Monday, February 06, 2006

Welcome Grade 9's!

Earlier today I stumbled across the JuicyStudio Readability Test and, after submitting this page got the following results:

  1. Gunning Fog Index = 9.14 (represents years of schooling needed to understand content)

  2. Flesch Reading Ease = 72.5 (out of 100, higher number more readable)

  3. Flesch-Kincaid Grade = 6.05 (roughly, the years of school needed to understand content)

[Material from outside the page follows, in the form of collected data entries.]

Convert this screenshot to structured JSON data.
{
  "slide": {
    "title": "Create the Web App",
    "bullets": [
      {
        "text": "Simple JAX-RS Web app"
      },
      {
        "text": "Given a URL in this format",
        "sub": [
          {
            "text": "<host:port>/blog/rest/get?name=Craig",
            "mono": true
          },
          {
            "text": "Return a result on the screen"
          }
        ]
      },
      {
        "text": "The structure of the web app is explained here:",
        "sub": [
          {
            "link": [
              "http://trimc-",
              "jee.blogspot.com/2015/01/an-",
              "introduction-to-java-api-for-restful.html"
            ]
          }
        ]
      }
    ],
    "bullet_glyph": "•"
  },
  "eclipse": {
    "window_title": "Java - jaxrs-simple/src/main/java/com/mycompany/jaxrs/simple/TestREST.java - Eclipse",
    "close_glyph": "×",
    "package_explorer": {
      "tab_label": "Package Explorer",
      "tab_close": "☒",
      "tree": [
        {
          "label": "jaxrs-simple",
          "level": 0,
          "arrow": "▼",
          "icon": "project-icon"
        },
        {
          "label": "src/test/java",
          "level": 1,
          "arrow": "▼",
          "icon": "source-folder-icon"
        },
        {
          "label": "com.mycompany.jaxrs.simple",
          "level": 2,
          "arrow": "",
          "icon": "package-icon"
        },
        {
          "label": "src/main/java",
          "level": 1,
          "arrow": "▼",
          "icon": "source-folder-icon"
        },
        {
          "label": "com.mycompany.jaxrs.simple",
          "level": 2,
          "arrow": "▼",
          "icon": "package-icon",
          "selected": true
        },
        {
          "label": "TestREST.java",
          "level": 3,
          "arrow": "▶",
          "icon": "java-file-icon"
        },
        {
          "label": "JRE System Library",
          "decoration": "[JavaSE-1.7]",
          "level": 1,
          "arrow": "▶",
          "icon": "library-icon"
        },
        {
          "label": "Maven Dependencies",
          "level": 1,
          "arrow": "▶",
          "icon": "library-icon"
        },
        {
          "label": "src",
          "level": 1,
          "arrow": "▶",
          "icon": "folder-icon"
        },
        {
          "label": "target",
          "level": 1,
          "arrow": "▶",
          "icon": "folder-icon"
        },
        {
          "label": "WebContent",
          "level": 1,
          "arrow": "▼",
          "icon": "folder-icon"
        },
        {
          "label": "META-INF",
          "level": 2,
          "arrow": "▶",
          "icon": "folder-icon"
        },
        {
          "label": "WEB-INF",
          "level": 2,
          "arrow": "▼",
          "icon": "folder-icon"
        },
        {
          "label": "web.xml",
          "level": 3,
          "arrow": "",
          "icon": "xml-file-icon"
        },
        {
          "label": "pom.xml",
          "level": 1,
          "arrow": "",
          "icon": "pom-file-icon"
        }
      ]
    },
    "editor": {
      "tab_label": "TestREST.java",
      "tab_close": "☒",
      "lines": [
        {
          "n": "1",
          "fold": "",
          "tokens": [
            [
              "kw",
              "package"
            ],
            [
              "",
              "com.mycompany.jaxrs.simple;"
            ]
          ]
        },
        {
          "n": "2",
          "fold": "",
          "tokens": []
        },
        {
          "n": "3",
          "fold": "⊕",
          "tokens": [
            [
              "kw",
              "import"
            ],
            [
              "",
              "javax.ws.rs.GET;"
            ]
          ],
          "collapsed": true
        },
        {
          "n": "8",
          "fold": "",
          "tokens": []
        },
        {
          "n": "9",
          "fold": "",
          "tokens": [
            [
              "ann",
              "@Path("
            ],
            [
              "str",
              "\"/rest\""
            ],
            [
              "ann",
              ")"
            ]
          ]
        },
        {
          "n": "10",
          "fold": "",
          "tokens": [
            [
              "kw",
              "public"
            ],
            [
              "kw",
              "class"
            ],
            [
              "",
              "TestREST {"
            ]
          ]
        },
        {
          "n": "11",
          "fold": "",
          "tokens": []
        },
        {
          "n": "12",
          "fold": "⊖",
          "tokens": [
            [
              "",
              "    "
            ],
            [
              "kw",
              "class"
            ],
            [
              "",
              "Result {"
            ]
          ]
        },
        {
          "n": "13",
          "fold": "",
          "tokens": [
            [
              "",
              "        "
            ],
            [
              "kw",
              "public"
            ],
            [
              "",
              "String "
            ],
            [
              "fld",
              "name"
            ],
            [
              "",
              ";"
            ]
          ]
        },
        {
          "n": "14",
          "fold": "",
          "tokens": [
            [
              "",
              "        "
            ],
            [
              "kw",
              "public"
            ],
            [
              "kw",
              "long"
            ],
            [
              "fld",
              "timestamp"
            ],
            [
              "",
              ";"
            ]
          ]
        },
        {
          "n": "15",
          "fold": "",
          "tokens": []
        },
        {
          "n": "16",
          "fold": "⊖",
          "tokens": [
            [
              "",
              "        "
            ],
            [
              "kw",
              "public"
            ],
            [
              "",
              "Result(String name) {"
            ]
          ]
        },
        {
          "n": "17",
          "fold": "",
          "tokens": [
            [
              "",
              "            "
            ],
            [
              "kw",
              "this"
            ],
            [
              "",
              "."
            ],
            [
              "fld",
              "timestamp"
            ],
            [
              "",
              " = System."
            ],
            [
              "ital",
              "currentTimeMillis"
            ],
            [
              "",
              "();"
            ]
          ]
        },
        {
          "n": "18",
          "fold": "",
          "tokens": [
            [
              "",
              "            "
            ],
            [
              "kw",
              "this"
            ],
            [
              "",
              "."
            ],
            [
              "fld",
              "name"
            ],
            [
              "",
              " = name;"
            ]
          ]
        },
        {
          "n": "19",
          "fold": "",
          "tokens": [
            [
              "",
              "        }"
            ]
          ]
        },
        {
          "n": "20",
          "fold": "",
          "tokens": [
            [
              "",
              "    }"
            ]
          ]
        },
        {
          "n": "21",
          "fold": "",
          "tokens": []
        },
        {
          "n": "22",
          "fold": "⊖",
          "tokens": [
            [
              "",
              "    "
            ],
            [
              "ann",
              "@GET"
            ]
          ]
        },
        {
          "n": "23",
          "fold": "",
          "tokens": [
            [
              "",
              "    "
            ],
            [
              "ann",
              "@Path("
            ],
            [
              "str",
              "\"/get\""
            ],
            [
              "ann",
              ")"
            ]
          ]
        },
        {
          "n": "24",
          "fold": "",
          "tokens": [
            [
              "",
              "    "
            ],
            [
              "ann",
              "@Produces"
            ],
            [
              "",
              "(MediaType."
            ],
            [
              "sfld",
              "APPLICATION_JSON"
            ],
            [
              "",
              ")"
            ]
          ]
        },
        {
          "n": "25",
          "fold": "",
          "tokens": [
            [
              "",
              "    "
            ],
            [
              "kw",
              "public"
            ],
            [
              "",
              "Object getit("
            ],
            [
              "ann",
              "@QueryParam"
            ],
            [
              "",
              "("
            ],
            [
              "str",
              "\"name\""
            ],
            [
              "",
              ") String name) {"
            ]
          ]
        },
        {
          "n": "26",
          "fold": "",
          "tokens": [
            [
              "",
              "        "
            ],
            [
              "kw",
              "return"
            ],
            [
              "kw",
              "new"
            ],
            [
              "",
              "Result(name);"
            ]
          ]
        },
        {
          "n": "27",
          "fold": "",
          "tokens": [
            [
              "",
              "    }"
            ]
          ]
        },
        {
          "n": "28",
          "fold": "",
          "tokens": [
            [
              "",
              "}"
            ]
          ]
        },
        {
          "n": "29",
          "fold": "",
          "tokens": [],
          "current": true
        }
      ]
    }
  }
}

The first thing I notice is that there's a pretty big discrepancy between Gunning Fog and Flesch-Kincaid: three years is 50% of the FK score. I guess it's grain of salt time. Still, it's nice to see that I write at (at least) a grade 6 level. Well, a dumb Grade 6, anyway. The Flesch Ease level is interesting though because a score of 60-70 is supposedly the 'target' level, so at 72, I'm actually writing at a level slightly above what I "should" be targeting. Presumably this readability measure is calibrated to average reading level, meaning that most people read at less than a Grade 9 level according to the more generous Gunning Fog Index, or less than Grade 6 according to the less optimistic scale.

Which leads me to wonder: If most people read at less than a Grade 9 level and you have to go to school through grade 12, then do reading skills degrade, or are there more drop-outs and fewer college graduates than I'm aware of, or are these tests just maybe bogus?